Tali aree, utilizzate per il deposito di materiali commerciabili, non sono, pertanto, interessate dallo smaltimento di rifiuti speciali né risultano dagli atti di causa altre ragioni perché debbano essere sottratte alla regola generale della tassazione, quanto meno nella misura ridotta prevista per la produzione di rifiuti promiscua, come richiesto dalla concessionaria per conto dell'ente impositore;
in assenza di una contestazione sulla estensione di tali aree, avendo la società sostenuto l'inesistenza in assoluto di aree tassabili, va confermato sul punto l'impugnato accertamento.

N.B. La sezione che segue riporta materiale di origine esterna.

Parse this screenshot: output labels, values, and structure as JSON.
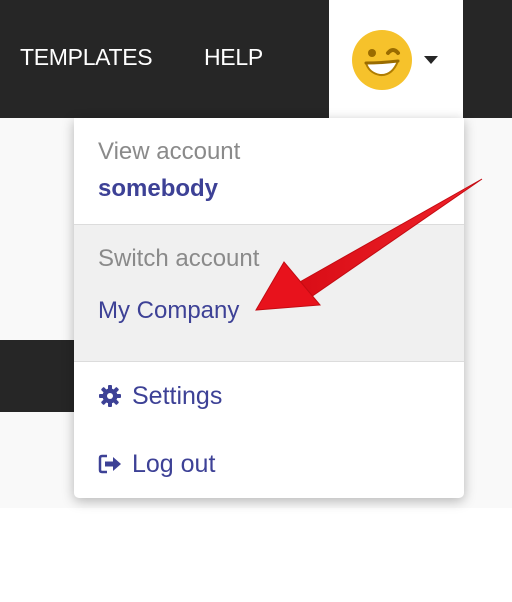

Da rigettare anche l'eccezione di decadenza in quanto l'avviso di accertamento relativo alla RI annualità
2018, a fronte di una dichiarazione infedele, è stato notificato in data 24.10.2023, entro il termine quinquennale di decadenza di cui all'art. 1, comma 161, della l. n. 296 del 2006 che tra l'altro decorre dal 20 gennaio dell'anno successivo a quello a cui il tributo si riferisce. ( Cass. n. 22900 del 2020).
Per le suesposte considerazioni, l'appello merita accoglimento ed in riforma della sentenza di primo grado va rigettato il ricorso della società contribuente;
la condanna alle spese del doppio grado segue la soccombenza.
P.Q.M.
Accoglie l'appello; condanna la parte appellata al pagamento delle spese di giudizio in favore dell'appellante Ader, che liquida in € 450,00 per il giudizio di primo grado ed in € 550,00 per il presente giudizio, oltre accessori di legge se dovuti.